İnsanların kendilerini “mutlak doğru” ilan ettiklerinde neler olabileceğini de gösterdi. Mutlaklık, düşünmenin katili. Kör itaat, düşünmeyi terk etmenin en çabuk yolu. Kendi doğrularına güven; ama onları da sorguya çekmeyi bil. İçinden geçen cümleyi “ben böyle hissediyorum”dan “gerçek bu”ya taşıdığın an, zihninde küçük bir diktatör doğar.

Uyum sağlamanın hayatta kalmak için, isyan etmenin yaşamak için şart olduğunu da söyledim mi? Uyum, fırtınada eğilmek; isyan, fırtına dindiğinde eğilmeyi alışkanlık hâline getirmemek. Sessizliğin bulaşıcı olduğunu; korkudan susmanın, bir süre sonra vicdandan susmaya dönüşebildiğini. Feryadın da bir sorumluluk olduğunu: bağırmak için değil, duyurmak için; yakmak için değil, ısıtmak için.

Sonra en mütevazı, en sarsıcı derse geldi: bilmediklerimin sayısı. Bildiğimi sandıklarımın yüzeyselliği. Ufuk çizgisinin, ona yürüdükçe uzaklaşmasının matematiği. İnsanın, öğrenmeye isteği sürdükçe ne kadar genç kaldığı; kibri büyüttükçe ne kadar erken yaşlandığı.

Ve şükür—evet, o çok eski, çok yeni kelime. Bir oturuşta ya da aylarca düşünsem bile fark edemeyeceğim kadar çok nimetin iç içe geçmiş halde var oluşu: sağlam bir omuz, temiz bir nefes, kırılmayan bir bardak, içi dolu bir kahkaha, doğru zamanda gelen bir “olur.” Bazen sadece “bugün bitti” diyebilmek bile nimet.

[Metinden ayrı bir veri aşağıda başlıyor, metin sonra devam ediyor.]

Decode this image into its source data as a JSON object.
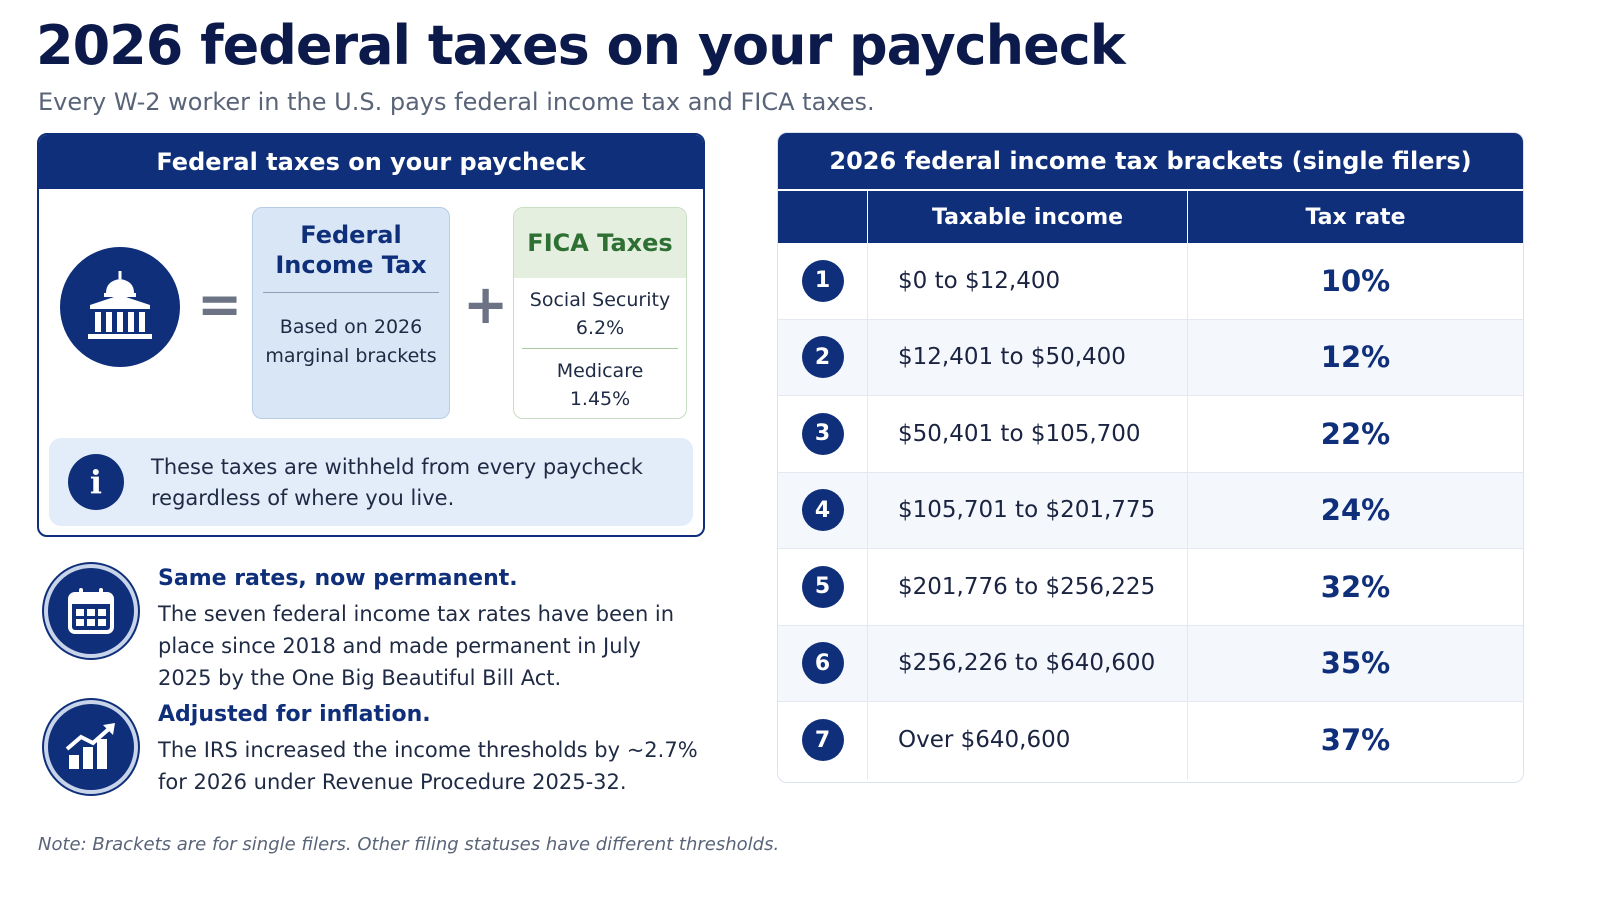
{
  "header": {
    "title": "2026 federal taxes on your paycheck",
    "subtitle": "Every W-2 worker in the U.S. pays federal income tax and FICA taxes."
  },
  "overview": {
    "card_title": "Federal taxes on your paycheck",
    "icon": "government-building-icon",
    "equals": "=",
    "plus": "+",
    "federal_income_tax": {
      "title_line1": "Federal",
      "title_line2": "Income Tax",
      "desc_line1": "Based on 2026",
      "desc_line2": "marginal brackets"
    },
    "fica": {
      "title": "FICA Taxes",
      "social_security_label": "Social Security",
      "social_security_rate": "6.2%",
      "medicare_label": "Medicare",
      "medicare_rate": "1.45%"
    },
    "info": {
      "icon_glyph": "i",
      "line1": "These taxes are withheld from every paycheck",
      "line2": "regardless of where you live."
    }
  },
  "features": [
    {
      "icon": "calendar-icon",
      "title": "Same rates, now permanent.",
      "body": "The seven federal income tax rates have been in place since 2018 and made permanent in July 2025 by the One Big Beautiful Bill Act."
    },
    {
      "icon": "growth-chart-icon",
      "title": "Adjusted for inflation.",
      "body": "The IRS increased the income thresholds by ~2.7% for 2026 under Revenue Procedure 2025-32."
    }
  ],
  "note": "Note: Brackets are for single filers. Other filing statuses have different thresholds.",
  "brackets_table": {
    "title": "2026 federal income tax brackets (single filers)",
    "col_income": "Taxable income",
    "col_rate": "Tax rate",
    "rows": [
      {
        "num": "1",
        "income": "$0 to $12,400",
        "rate": "10%"
      },
      {
        "num": "2",
        "income": "$12,401 to $50,400",
        "rate": "12%"
      },
      {
        "num": "3",
        "income": "$50,401 to $105,700",
        "rate": "22%"
      },
      {
        "num": "4",
        "income": "$105,701 to $201,775",
        "rate": "24%"
      },
      {
        "num": "5",
        "income": "$201,776 to $256,225",
        "rate": "32%"
      },
      {
        "num": "6",
        "income": "$256,226 to $640,600",
        "rate": "35%"
      },
      {
        "num": "7",
        "income": "Over $640,600",
        "rate": "37%"
      }
    ]
  },
  "colors": {
    "navy": "#0f2f7a",
    "fica_green": "#2e6f33",
    "light_blue": "#d9e6f6"
  }
}
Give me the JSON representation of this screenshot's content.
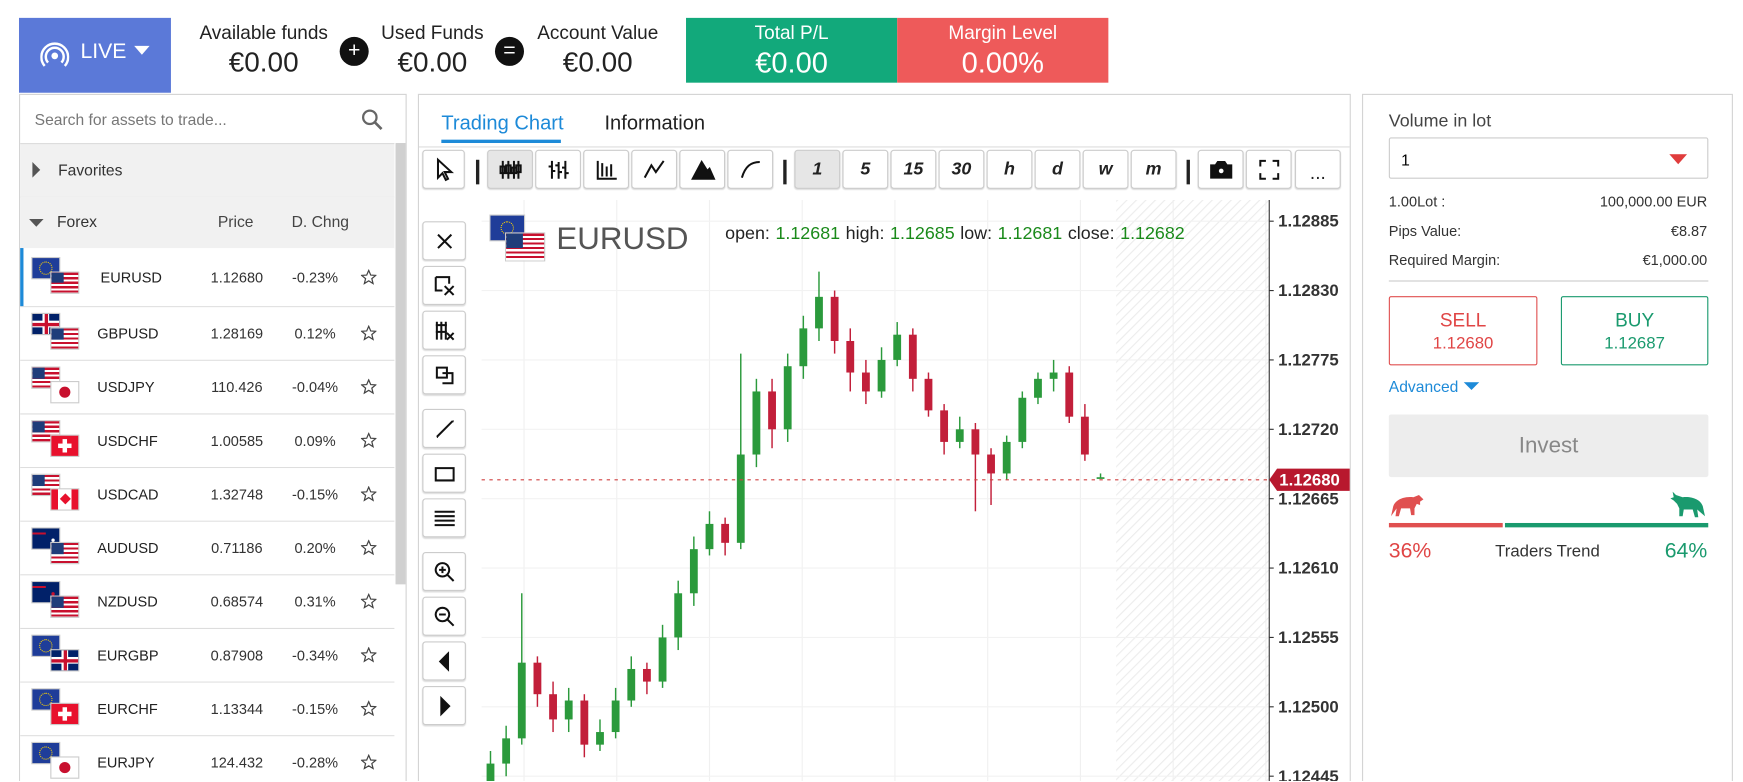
{
  "header": {
    "mode": "LIVE",
    "available_funds": {
      "label": "Available funds",
      "value": "€0.00"
    },
    "plus": "+",
    "used_funds": {
      "label": "Used Funds",
      "value": "€0.00"
    },
    "equals": "=",
    "account_value": {
      "label": "Account Value",
      "value": "€0.00"
    },
    "total_pl": {
      "label": "Total P/L",
      "value": "€0.00"
    },
    "margin_level": {
      "label": "Margin Level",
      "value": "0.00%"
    }
  },
  "sidebar": {
    "search_placeholder": "Search for assets to trade...",
    "favorites": "Favorites",
    "group": {
      "label": "Forex",
      "columns": [
        "Price",
        "D. Chng"
      ]
    },
    "assets": [
      {
        "symbol": "EURUSD",
        "price": "1.12680",
        "change": "-0.23%"
      },
      {
        "symbol": "GBPUSD",
        "price": "1.28169",
        "change": "0.12%"
      },
      {
        "symbol": "USDJPY",
        "price": "110.426",
        "change": "-0.04%"
      },
      {
        "symbol": "USDCHF",
        "price": "1.00585",
        "change": "0.09%"
      },
      {
        "symbol": "USDCAD",
        "price": "1.32748",
        "change": "-0.15%"
      },
      {
        "symbol": "AUDUSD",
        "price": "0.71186",
        "change": "0.20%"
      },
      {
        "symbol": "NZDUSD",
        "price": "0.68574",
        "change": "0.31%"
      },
      {
        "symbol": "EURGBP",
        "price": "0.87908",
        "change": "-0.34%"
      },
      {
        "symbol": "EURCHF",
        "price": "1.13344",
        "change": "-0.15%"
      },
      {
        "symbol": "EURJPY",
        "price": "124.432",
        "change": "-0.28%"
      }
    ]
  },
  "chart_panel": {
    "tabs": [
      "Trading Chart",
      "Information"
    ],
    "timeframes": [
      "1",
      "5",
      "15",
      "30",
      "h",
      "d",
      "w",
      "m"
    ],
    "more": "...",
    "symbol": "EURUSD",
    "ohlc_labels": [
      "open:",
      "high:",
      "low:",
      "close:"
    ]
  },
  "chart_data": {
    "type": "candlestick",
    "open": [
      1.1244,
      1.12455,
      1.12475,
      1.12535,
      1.1251,
      1.1249,
      1.12505,
      1.1247,
      1.1248,
      1.12505,
      1.1253,
      1.1252,
      1.12555,
      1.1259,
      1.12625,
      1.12645,
      1.1263,
      1.127,
      1.1275,
      1.1272,
      1.1277,
      1.128,
      1.12825,
      1.1279,
      1.12765,
      1.1275,
      1.12775,
      1.12795,
      1.1276,
      1.12735,
      1.1271,
      1.1272,
      1.127,
      1.12685,
      1.1271,
      1.12745,
      1.1276,
      1.12765,
      1.1273,
      1.12681
    ],
    "high": [
      1.12465,
      1.12485,
      1.1259,
      1.1254,
      1.1252,
      1.12515,
      1.1251,
      1.1249,
      1.12515,
      1.1254,
      1.12535,
      1.12565,
      1.126,
      1.12635,
      1.12655,
      1.1265,
      1.1278,
      1.1276,
      1.1276,
      1.1278,
      1.1281,
      1.12845,
      1.1283,
      1.128,
      1.12775,
      1.12785,
      1.12805,
      1.128,
      1.12765,
      1.1274,
      1.1273,
      1.12725,
      1.12705,
      1.12715,
      1.1275,
      1.12765,
      1.12775,
      1.1277,
      1.1274,
      1.12685
    ],
    "low": [
      1.12435,
      1.12445,
      1.1247,
      1.125,
      1.1248,
      1.1248,
      1.1246,
      1.12465,
      1.12475,
      1.125,
      1.1251,
      1.12515,
      1.12545,
      1.1258,
      1.1262,
      1.1262,
      1.12625,
      1.1269,
      1.12705,
      1.1271,
      1.1276,
      1.1279,
      1.1278,
      1.1275,
      1.1274,
      1.12745,
      1.1277,
      1.1275,
      1.1273,
      1.127,
      1.12705,
      1.12655,
      1.1266,
      1.1268,
      1.12705,
      1.1274,
      1.1275,
      1.12725,
      1.12695,
      1.12681
    ],
    "close": [
      1.12455,
      1.12475,
      1.12535,
      1.1251,
      1.1249,
      1.12505,
      1.1247,
      1.1248,
      1.12505,
      1.1253,
      1.1252,
      1.12555,
      1.1259,
      1.12625,
      1.12645,
      1.1263,
      1.127,
      1.1275,
      1.1272,
      1.1277,
      1.128,
      1.12825,
      1.1279,
      1.12765,
      1.1275,
      1.12775,
      1.12795,
      1.1276,
      1.12735,
      1.1271,
      1.1272,
      1.127,
      1.12685,
      1.1271,
      1.12745,
      1.1276,
      1.12765,
      1.1273,
      1.127,
      1.12682
    ],
    "ylim": [
      1.12435,
      1.129
    ],
    "yticks": [
      1.12885,
      {
        "value": 1.1283,
        "label": "1.12830"
      },
      1.12775,
      {
        "value": 1.1272,
        "label": "1.12720"
      },
      1.12665,
      {
        "value": 1.1261,
        "label": "1.12610"
      },
      1.12555,
      {
        "value": 1.125,
        "label": "1.12500"
      },
      1.12445
    ],
    "last_price": {
      "value": 1.1268,
      "label": "1.12680"
    },
    "grid": true,
    "up_color": "#2b9a3c",
    "down_color": "#c21f3a"
  },
  "order_panel": {
    "volume_label": "Volume in lot",
    "volume": "1",
    "details": [
      [
        "1.00Lot :",
        "100,000.00 EUR"
      ],
      [
        "Pips Value:",
        "€8.87"
      ],
      [
        "Required Margin:",
        "€1,000.00"
      ]
    ],
    "sell": {
      "label": "SELL",
      "price": "1.12680"
    },
    "buy": {
      "label": "BUY",
      "price": "1.12687"
    },
    "advanced": "Advanced",
    "invest": "Invest",
    "trend": {
      "label": "Traders Trend",
      "sellers": {
        "value": 36,
        "label": "36%"
      },
      "buyers": {
        "value": 64,
        "label": "64%"
      }
    }
  }
}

Buraya kadar yazdıklarım, uzun bir yürüyüşün yol kenarına bıraktığı küçük taşlar gibi. Toplarsın, avucunda tartarsın, kimi cebinde kalır, kimi akşama kadar kayar gider. Ama şunu biliyorum: öğrenmek, bitmeyen bir fiil. Hayatın üstüne notlar alıyoruz ve not aldıkça yazı uzuyor; uzadıkça insan kendi sesini biraz daha duyuyor.

Ve dahası var, elbette. Hayattan öğrenilecek çok şey var. Yazmakla bitmez; yürürken devam eder, susarken derinleşir, severken sınanır, vedalaşırken billurlaşır. Bugünlük bu kadarını masanın üstünde bıraktım. Geri kalanını—sen de biliyorsun—bundan sonraki cümlede, ondan sonraki adımda, bir de kalbin usul usul attığı o aralıklarda öğreneceğiz.